The time dependent association of adrenaline administration and survival from out-of-hospital cardiac arrest

2015 
Abstract Background Recommended for decades, the therapeutic value of adrenaline (epinephrine) in the resuscitation of patients with out-of-hospital cardiac arrest (OHCA) is controversial. Purpose To investigate the possible time-dependent outcomes associated with adrenaline administration by Emergency Medical Services personnel (EMS).
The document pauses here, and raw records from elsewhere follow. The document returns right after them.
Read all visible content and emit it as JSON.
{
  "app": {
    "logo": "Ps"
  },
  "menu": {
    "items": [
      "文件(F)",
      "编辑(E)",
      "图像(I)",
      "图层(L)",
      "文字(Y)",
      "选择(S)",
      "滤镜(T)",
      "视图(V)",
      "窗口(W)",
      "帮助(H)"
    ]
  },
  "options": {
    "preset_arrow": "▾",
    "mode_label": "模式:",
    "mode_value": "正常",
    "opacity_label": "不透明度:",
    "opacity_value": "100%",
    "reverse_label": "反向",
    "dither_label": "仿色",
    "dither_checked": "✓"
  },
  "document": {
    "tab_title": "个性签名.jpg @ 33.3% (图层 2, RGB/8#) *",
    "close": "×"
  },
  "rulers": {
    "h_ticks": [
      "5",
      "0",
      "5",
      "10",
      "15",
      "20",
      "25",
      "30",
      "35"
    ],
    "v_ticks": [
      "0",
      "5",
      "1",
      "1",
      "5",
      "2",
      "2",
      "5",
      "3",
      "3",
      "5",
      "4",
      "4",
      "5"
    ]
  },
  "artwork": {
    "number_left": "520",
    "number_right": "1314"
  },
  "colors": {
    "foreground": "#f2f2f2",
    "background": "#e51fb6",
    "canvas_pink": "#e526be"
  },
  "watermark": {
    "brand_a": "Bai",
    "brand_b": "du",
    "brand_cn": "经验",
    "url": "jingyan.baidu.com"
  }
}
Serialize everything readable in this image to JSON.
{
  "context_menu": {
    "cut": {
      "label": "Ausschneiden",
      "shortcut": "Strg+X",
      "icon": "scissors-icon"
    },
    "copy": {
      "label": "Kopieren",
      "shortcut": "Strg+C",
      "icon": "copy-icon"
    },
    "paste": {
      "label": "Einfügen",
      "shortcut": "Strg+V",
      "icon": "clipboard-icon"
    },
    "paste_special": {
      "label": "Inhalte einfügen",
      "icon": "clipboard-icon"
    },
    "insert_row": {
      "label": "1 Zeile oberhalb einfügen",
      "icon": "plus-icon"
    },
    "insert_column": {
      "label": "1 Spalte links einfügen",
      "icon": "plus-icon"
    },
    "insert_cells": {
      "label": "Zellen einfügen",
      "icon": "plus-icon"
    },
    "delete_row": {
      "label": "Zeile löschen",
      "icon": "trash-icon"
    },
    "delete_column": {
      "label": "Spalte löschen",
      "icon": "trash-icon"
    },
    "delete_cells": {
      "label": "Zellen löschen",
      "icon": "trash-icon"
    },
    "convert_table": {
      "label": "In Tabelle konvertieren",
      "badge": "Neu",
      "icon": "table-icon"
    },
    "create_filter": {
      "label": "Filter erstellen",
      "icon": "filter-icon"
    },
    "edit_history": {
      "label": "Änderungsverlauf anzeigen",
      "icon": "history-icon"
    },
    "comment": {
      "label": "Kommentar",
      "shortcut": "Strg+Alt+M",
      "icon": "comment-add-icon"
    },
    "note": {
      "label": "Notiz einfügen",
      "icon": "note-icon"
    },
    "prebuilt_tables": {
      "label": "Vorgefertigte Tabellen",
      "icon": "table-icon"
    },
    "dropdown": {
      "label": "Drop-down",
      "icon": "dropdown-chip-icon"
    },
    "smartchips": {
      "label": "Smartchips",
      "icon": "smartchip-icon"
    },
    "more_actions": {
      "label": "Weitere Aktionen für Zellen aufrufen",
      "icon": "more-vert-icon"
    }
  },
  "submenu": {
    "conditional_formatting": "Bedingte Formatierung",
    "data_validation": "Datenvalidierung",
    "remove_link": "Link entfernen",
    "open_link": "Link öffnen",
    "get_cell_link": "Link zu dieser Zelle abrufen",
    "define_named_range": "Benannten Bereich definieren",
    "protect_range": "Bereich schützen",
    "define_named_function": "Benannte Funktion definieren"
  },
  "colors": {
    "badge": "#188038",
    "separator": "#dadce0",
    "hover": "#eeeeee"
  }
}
Methods A retrospective analysis of prospectively collected data from a near statewide cardiac resuscitation database between 1 January 2005 and 30 November 2013. Multivariable logistic regression was used to analyze the effect of the time interval between EMS dispatch and the initial dose of adrenaline on survival. The primary endpoints were survival to hospital discharge and favourable neurologic outcome. Results Data from 3469 patients with witnessed OHCA were analyzed. Their mean age was 66.3 years and 69% were male. An initially shockable rhythm was present in 41.8% of patients. Based on a multivariable logistic regression model with initial adrenaline administration time interval (AATI) from EMS dispatch as the covariate, survival was greatest when adrenaline was administered very early but decreased rapidly with increasing (AATI); odds ratio 0.94 (95% Confidence Interval (CI) 0.92–0.97). The AATI had no significant effect on good neurological outcome (OR = 0.96, 95% CI = 0.90–1.02). Conclusions In patients with OHCA, survival to hospital discharge was greater in those treated early with adrenaline by EMS especially in the subset of patients with a shockable rhythm. However survival rapidly decreased with increasing adrenaline administration time intervals (AATI).